By Sabrina Dhanoya
TikTok persists to revolutionize the modern culture of Gen-Z, but from the very founding of the app, it has been consistently condemned by congressional officials who argue that the app posesa national security threat because it is owned by ByteDance, a China-based tech company.
The Biden Administration’s security concerns aren’t unfounded as ByteDance does possess user data that is shared with the Chinese government, and may even influence their users with misinformation about politics. On the contrary, however, we can not ignore how it serves as the modern platform that millennials and Gen-Z primarily choose to mobilize their voice.
According to a survey conducted by the Pew Research Center, as of early March of 2023, approximately 50% of U.S. adults supported a federal ban on the platform, which has decreased to 38% as of September.
As expected, the majority of US teens contest the support for our federal government to ban the use of the app, as 50% of teens aging from thirteen to seventeen years old oppose the ban and 31% are unsure. This raises the question—what is responsible for the declining support for a TikTok ban among the average voter, a change that happened in only a span of six months? Most importantly we must explore what role TikTok may play in the upcoming 2024 election.
Although the uproar to outlaw the app has decreased, Republican presidential candidate Nikki Hailey persistently claims it is the most dangerous social media outlet, alongside Ron Desantis. Whereas other Republican candidates, such as Vivek Ramaswamy use the app to connect to the younger generation of voters.
As a nation, we have witnessed how TikTok holds a prolific impact on the culture of millennials and Gen Z, from their rhetoric, their creative dance trends, and even their political decision-making—but will it pose as drastic of an influence on young voters in the 2024 election?
The support of TikTok has skyrocketed, especially within the political sphere, where Democratic politicians have created their own accounts. According to Bloomberg News, in response to Montana’s attempt to execute a state ban, our very own Commerce Secretary, Gina Raimondo, explicitly stated, “A ban would ‘lose every voter under 35 forever.’”
In Montana’s suit, Judge Donald W. Moll filed a preliminary injunction against Montana’s law, as he stated that enacting the statute would violate Americans’ right to the First Amendment, in addition to the Commerce Clause. In his opinion, he stated that Montana will not only be intervening, but even intruding upon the United State’s foreign affairs. Therefore it would be directly left to the federal government and not the States to withhold this power.
In turn, Montanians’ liberty to use TikTok for “self expression” and “entertainment” remains upheld. It is expected that the Supreme Court will hear state laws governing the moderation of social media content, or in other words, whether the states’ power shall be limited or expanded. This case was followed by a lawsuit filed by TikTok and fellow creators, in addition to the states of Arkansas, Indiana, and Ohio filing suits against TikTok for endangering their citizens with deceptive and harmful business practices. A complete ban would constitutionalize an overstep of the states. The constitutionality of resorting to this ban is faulty because it would infringe upon citizens’ right to the First Amendment.
This app has overcome the turbulence these hearings created. It stands as the largest outlet in the country that accesses 150 million young Americans. The app’s rise is connected to the 2020 election having the second-highest turnout among young voters in the past three decades.
TikTok advanced turnout tremendously in the prior election, but as of 2020, there was a 255% increase in adults under 30 stating that they regularly got their news from the app.
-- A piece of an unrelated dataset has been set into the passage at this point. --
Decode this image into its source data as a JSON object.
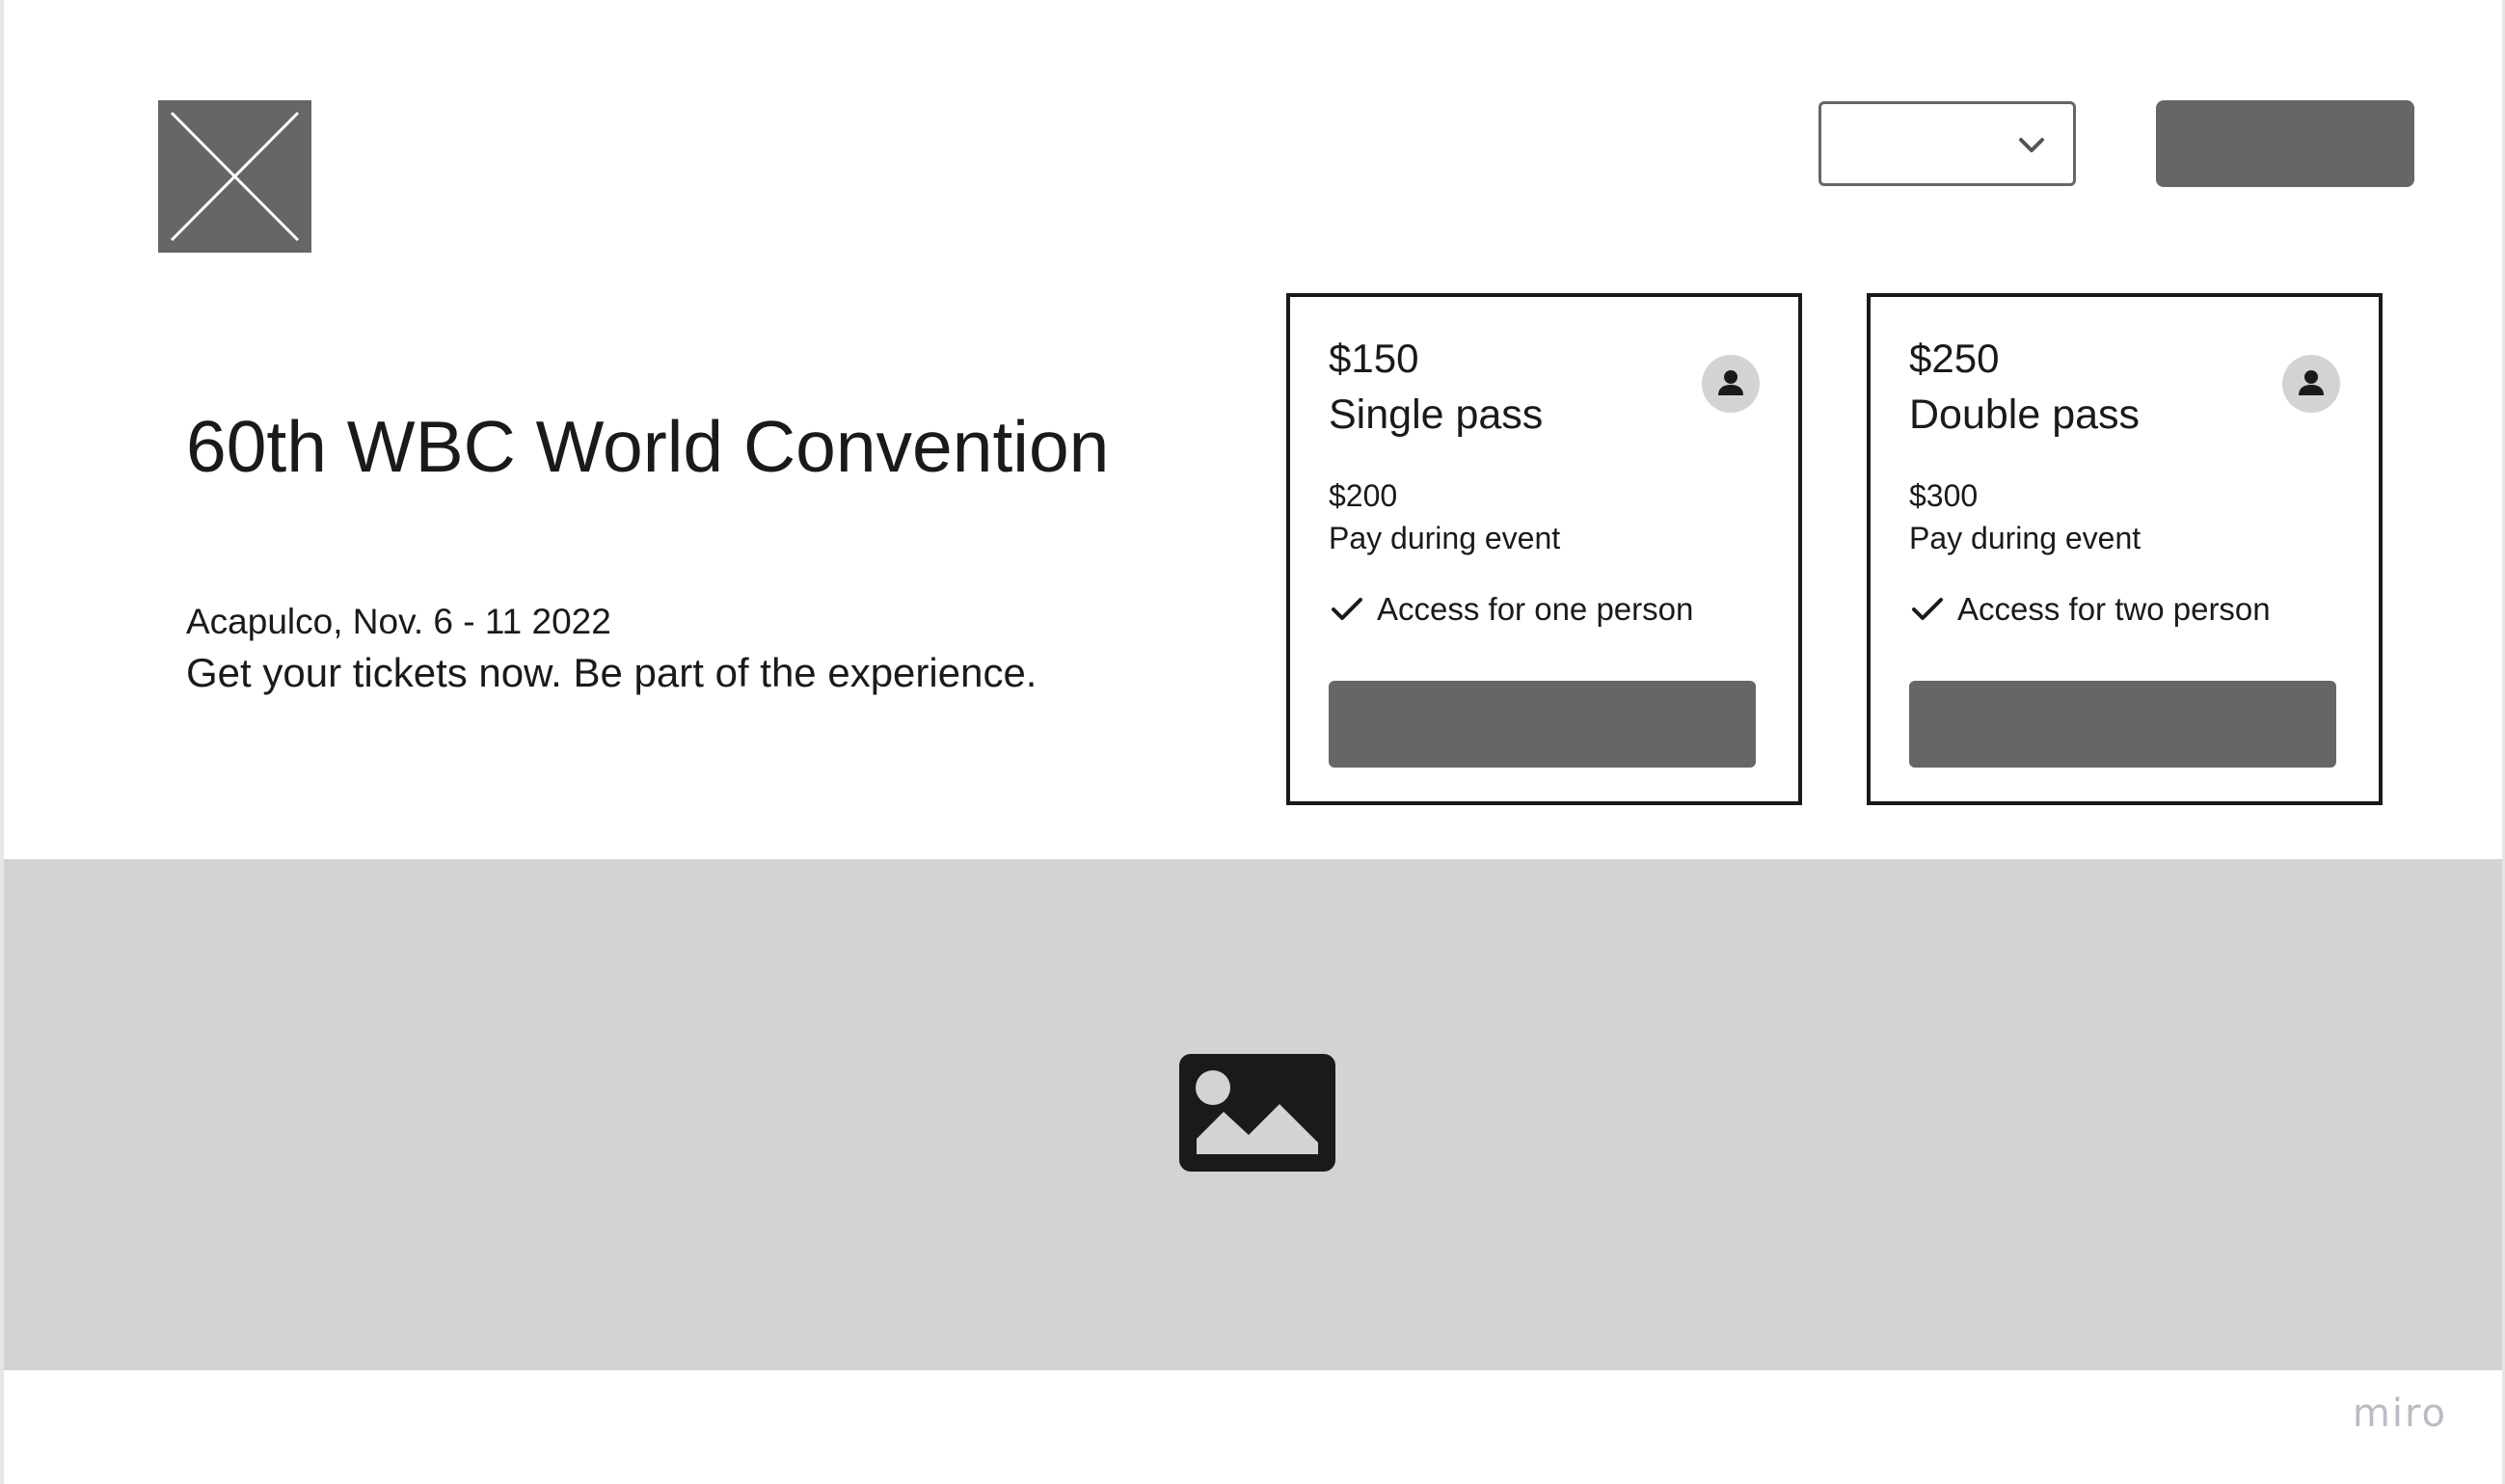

Through observing the prolific influence the app holds over the younger generation, we will witness both the favorable or disadvantageous impact it will have on presidential candidates.
TikTok has revolutionized our way of communicating and transforming our collective thought, especially in the political climate. The expansive engagement TikTok has foregone since 2020 has the capability to yield the biggest turnout of young voters in the 2024 election.